I go through phases where I am overflowing with creativity and a desire to build things and make music and photograph things. Sometimes this lasts a week, sometimes it lasts two months. Then I will invariably go through a phase where I don't want to build things at all. I want to consume art and beauty in all its forms. I want to play new games, be immersed in new stories, and see new typefaces and architecture and arrangements of color. I mean, I always want to do those things, but sometimes the craving is much stronger. It's a binge and purge cycle, where I ingest beauty and then later spew it out.

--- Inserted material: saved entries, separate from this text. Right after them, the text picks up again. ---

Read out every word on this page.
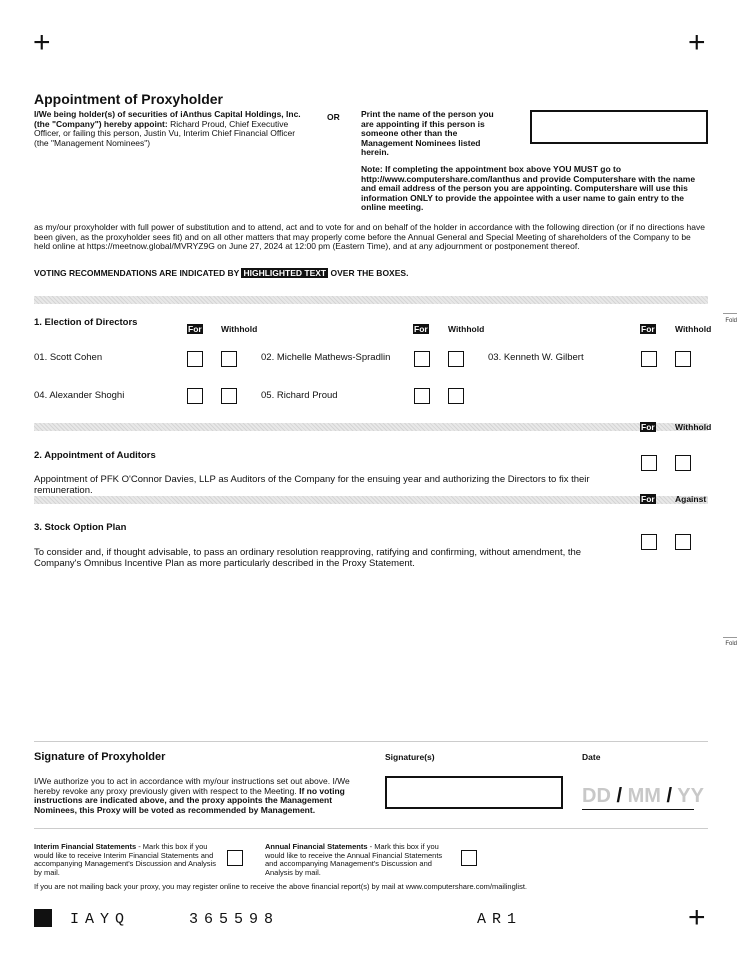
+	+
+
Appointment of Proxyholder
I/We being holder(s) of securities of iAnthus Capital Holdings, Inc. (the "Company") hereby appoint: Richard Proud, Chief Executive Officer, or failing this person, Justin Vu, Interim Chief Financial Officer (the "Management Nominees")
OR	Print the name of the person you are appointing if this person is someone other than the Management Nominees listed herein.
Note: If completing the appointment box above YOU MUST go to http://www.computershare.com/Ianthus and provide Computershare with the name and email address of the person you are appointing. Computershare will use this information ONLY to provide the appointee with a user name to gain entry to the online meeting.
as my/our proxyholder with full power of substitution and to attend, act and to vote for and on behalf of the holder in accordance with the following direction (or if no directions have been given, as the proxyholder sees fit) and on all other matters that may properly come before the Annual General and Special Meeting of shareholders of the Company to be held online at https://meetnow.global/MVRYZ9G on June 27, 2024 at 12:00 pm (Eastern Time), and at any adjournment or postponement thereof.
VOTING RECOMMENDATIONS ARE INDICATED BY HIGHLIGHTED TEXT OVER THE BOXES.
Fold
Fold
1. Election of Directors
For Withhold	For Withhold	For Withhold
01. Scott Cohen	02. Michelle Mathews-Spradlin	03. Kenneth W. Gilbert
04. Alexander Shoghi	05. Richard Proud
For Withhold
2. Appointment of Auditors
Appointment of PFK O'Connor Davies, LLP as Auditors of the Company for the ensuing year and authorizing the Directors to fix their remuneration.
For Against
3. Stock Option Plan
To consider and, if thought advisable, to pass an ordinary resolution reapproving, ratifying and confirming, without amendment, the Company's Omnibus Incentive Plan as more particularly described in the Proxy Statement.
Signature of Proxyholder
I/We authorize you to act in accordance with my/our instructions set out above. I/We hereby revoke any proxy previously given with respect to the Meeting. If no voting instructions are indicated above, and the proxy appoints the Management Nominees, this Proxy will be voted as recommended by Management.
Signature(s)	Date
DD / MM / YY
Interim Financial Statements - Mark this box if you would like to receive Interim Financial Statements and accompanying Management's Discussion and Analysis by mail.
Annual Financial Statements - Mark this box if you would like to receive the Annual Financial Statements and accompanying Management's Discussion and Analysis by mail.
If you are not mailing back your proxy, you may register online to receive the above financial report(s) by mail at www.computershare.com/mailinglist.
IAYQ	365598	AR1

In the past I saw this with a more depressing light: there was the time of creativity, and the creative funk. I saw the consumption phase as laziness—I had this feeling that I was being lazy and wasting my time on this earth if I wasn't trying to make things. But I'm starting to understand a little better that in the grand scheme of things, if you go two months without making anything, it's not a failure. It's not a failure that the sun isn't always out every hour of the day; it's part of a natural cycle that keeps plants growing while preventing us from baking to our deaths. Even if right now I don't feel like making anything new, I will in a week, or a month, or a season. Feeling bad about it as a way to motivate myself into being productive is probably not the right way to deal with it. It's resting, to give me the energy to be creative again when the cycle moves on, and research to fill me ideas.
When I was younger I think the phases of this cycle were much shorter—no more than a couple days. I wonder now if this was simply because I was younger, and time felt more compressed, or if it's because I work full-time now. "Real life" is way more stressful and mentally exhausting than school was. I do have a parallel cycle at work, where I'm very productive for a while and totally unproductive for a while, but regardless of which phase it is I'm still working for a similar amount of time, and it can take a lot out of me.
Certainly the "binge" phase of the cycle is much simpler mentally, when I can passively sit and watch TV or cast spells at monsters on my computer screen. Work and social demands and anything else that exhausts me can perhaps lengthen the time I stay in the binge phase. But perhaps unlike in real life, the purging is generally more long-term rewarding. And I need both parts to be happy.